While at sea, an engine room crew member began work using the ship's drill press and a securing vice. He was drilling 18mm holes into stainless steel plates of about 2-3mm thickness, wearing his usual personal protective equipment (PPE), including cotton gloves. The hole was drilled without incident, but when the drill bit was retracted, it jammed in the plate hole. Under the rotational force of the spinning drill bit, the plate came out of the vice and spun with the drill bit. The spinning plate caught the operator's left hand, which was on the vice-handle. 



The operator quickly stepped on the 'stop control'foot pedal, but the momentum of the plate was high enough that the drill did not stop immediately. The victim was treated as far as possible on board and then evacuated to a shore hospital. Unfortunately, the severity of his injuries - complete removal of skin and muscle tissue down to the bone of the left index finger - required the amputation of the finger. 

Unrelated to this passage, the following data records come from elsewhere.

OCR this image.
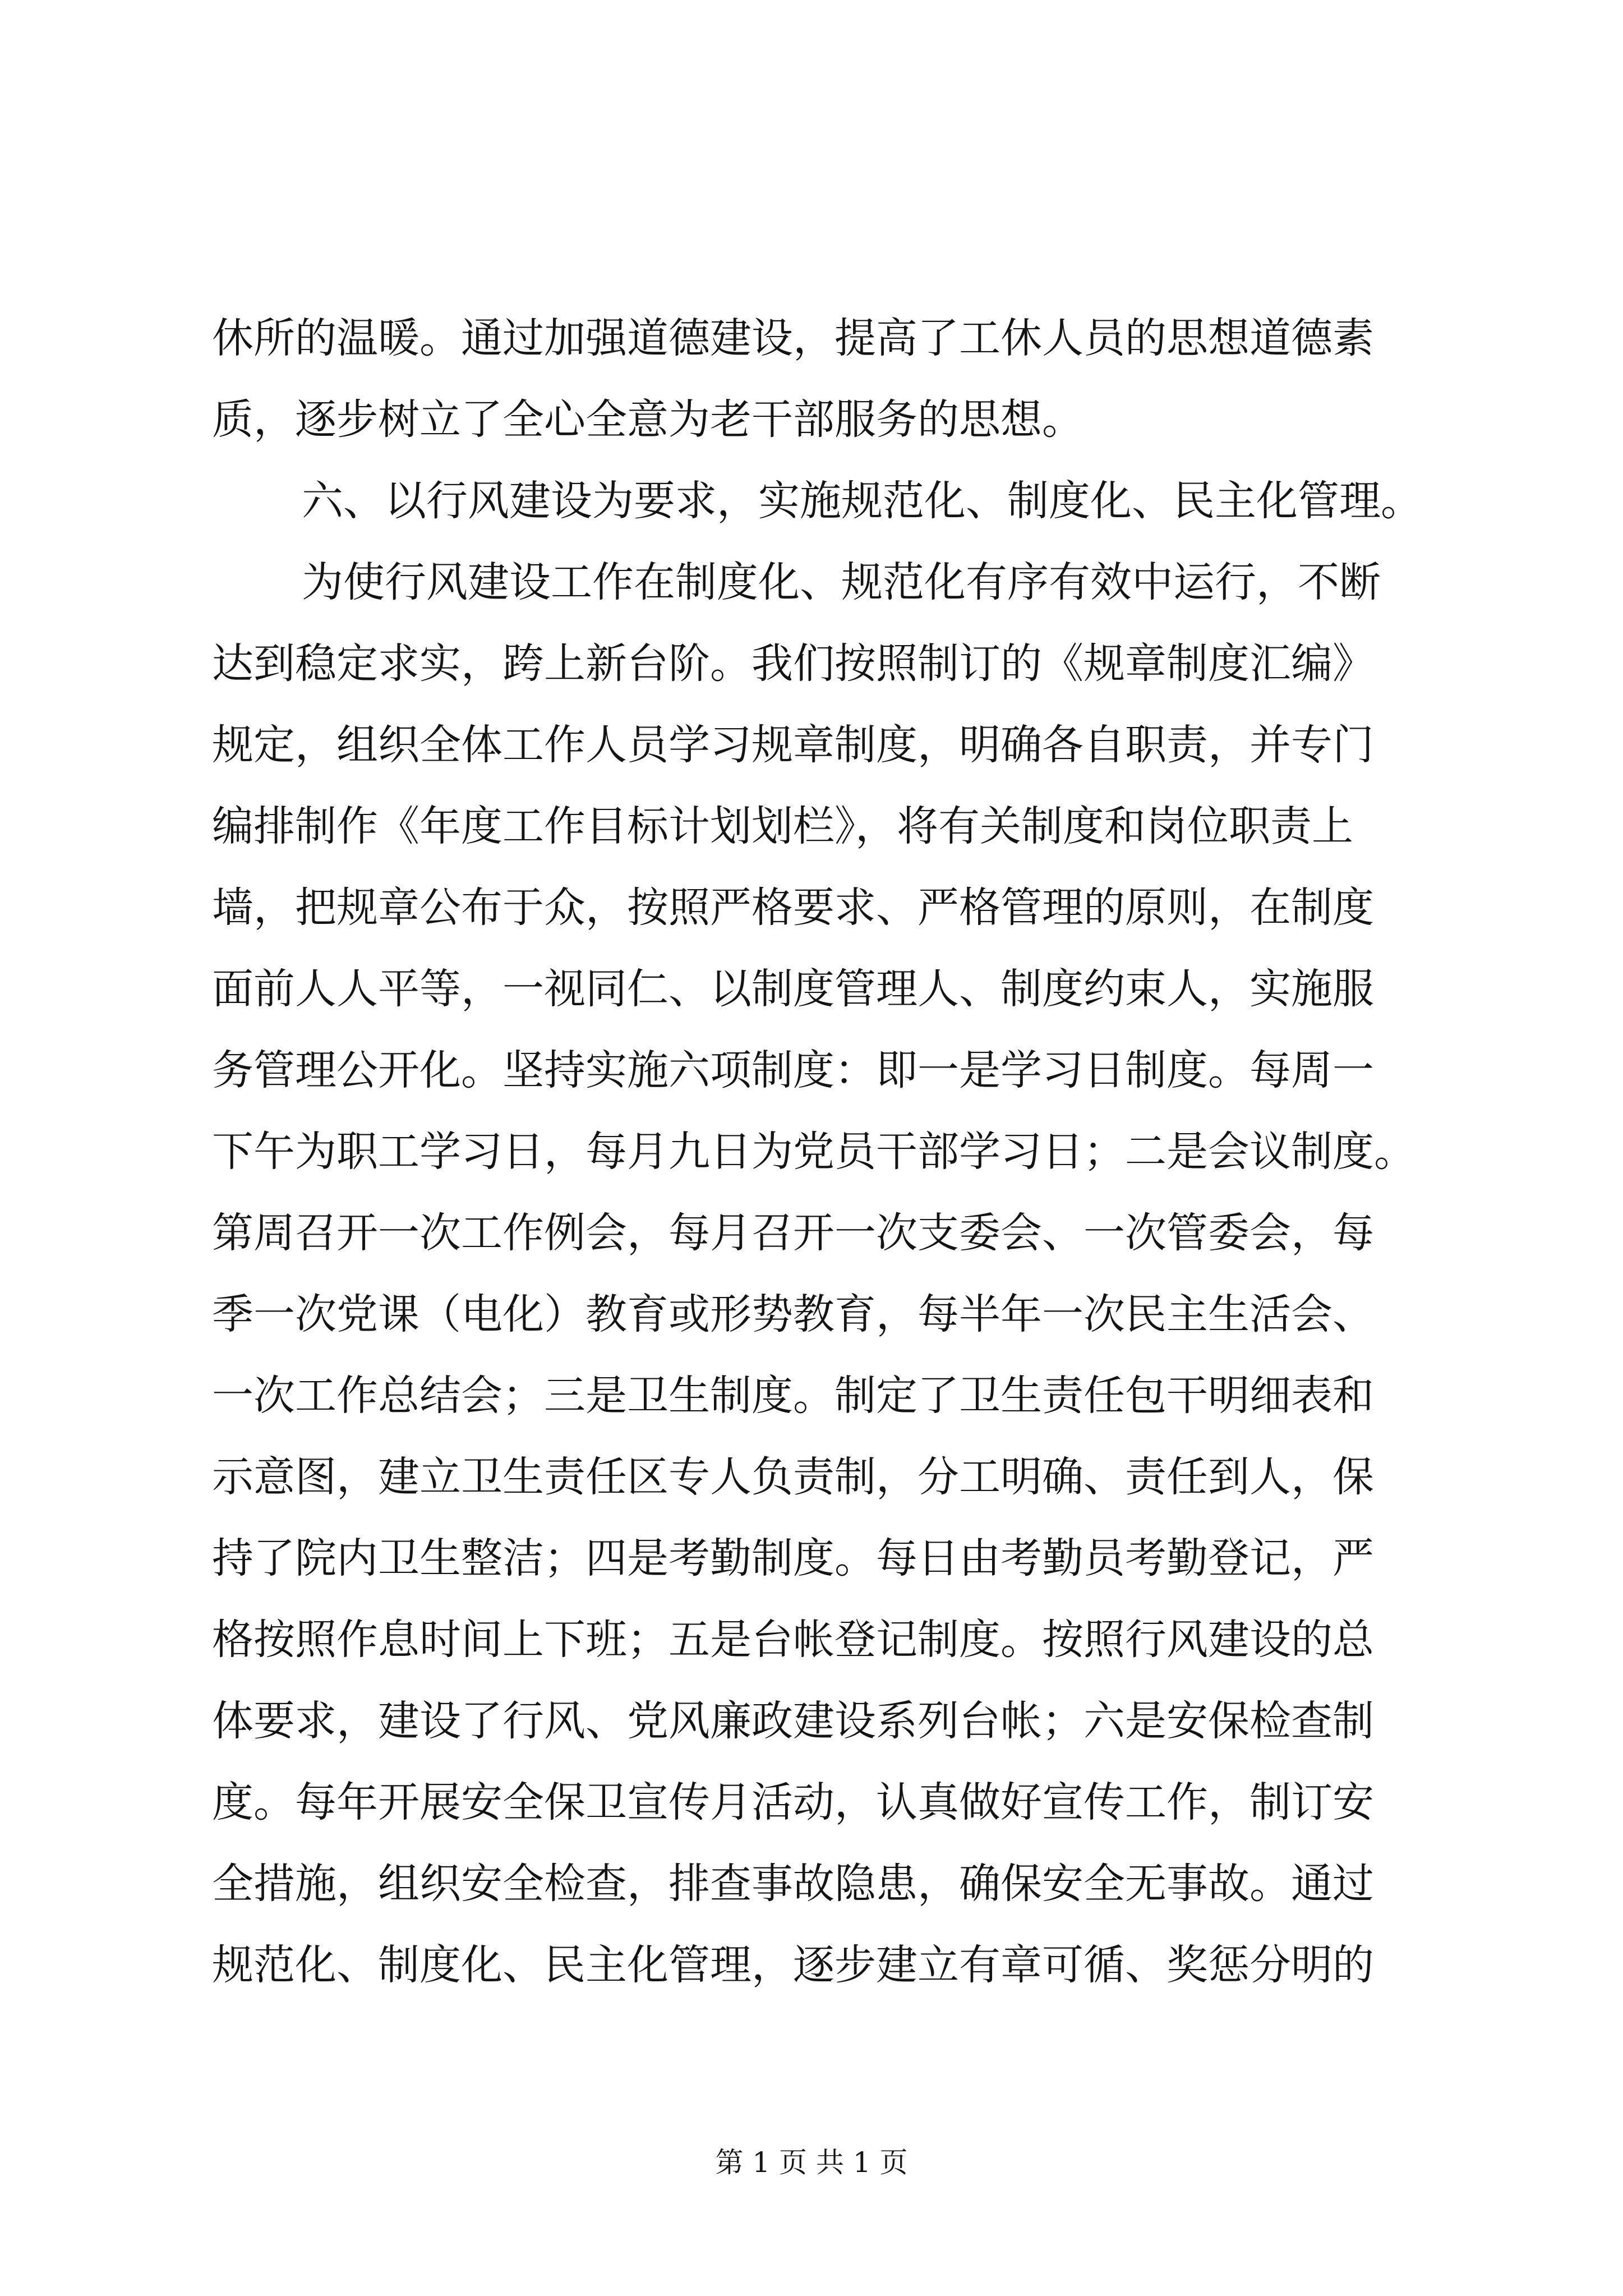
休所的温暖。通过加强道德建设，提高了工休人员的思想道德素
质，逐步树立了全心全意为老干部服务的思想。
六、以行风建设为要求，实施规范化、制度化、民主化管理。
为使行风建设工作在制度化、规范化有序有效中运行，不断
达到稳定求实，跨上新台阶。我们按照制订的《规章制度汇编》
规定，组织全体工作人员学习规章制度，明确各自职责，并专门
编排制作《年度工作目标计划划栏》，将有关制度和岗位职责上
墙，把规章公布于众，按照严格要求、严格管理的原则，在制度
面前人人平等，一视同仁、以制度管理人、制度约束人，实施服
务管理公开化。坚持实施六项制度：即一是学习日制度。每周一
下午为职工学习日，每月九日为党员干部学习日；二是会议制度。
第周召开一次工作例会，每月召开一次支委会、一次管委会，每
季一次党课（电化）教育或形势教育，每半年一次民主生活会、
一次工作总结会；三是卫生制度。制定了卫生责任包干明细表和
示意图，建立卫生责任区专人负责制，分工明确、责任到人，保
持了院内卫生整洁；四是考勤制度。每日由考勤员考勤登记，严
格按照作息时间上下班；五是台帐登记制度。按照行风建设的总
体要求，建设了行风、党风廉政建设系列台帐；六是安保检查制
度。每年开展安全保卫宣传月活动，认真做好宣传工作，制订安
全措施，组织安全检查，排查事故隐患，确保安全无事故。通过
规范化、制度化、民主化管理，逐步建立有章可循、奖惩分明的
第 1 页 共 1 页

The investigation found that the cotton gloves worn by the victim probably aggravated his injuries. The company had issued a safety circular several years earlier prohibiting the use of gloves when working on the lathe and drill machines. However, this information was not displayed near these tools, nor had the victim received this information in any other way. 



The investigation also determined that there was a high probability the drill bit would jam in the hole, because of the size of the drill bit compared with the thickness of the plates. Clamping the plate in the vice without other support is not good practice. 






Lessons learned:


• A 'dead man's switch' is safer than an independent emergency stop switch. A dead man's switch needs to be continually depressed to keep the machine operating. 

• Under certain circumstances some kinds of PPE (such as cotton gloves in this instance) are actually counter-productive. Proper training and information placards can help inform crew what to wear and when.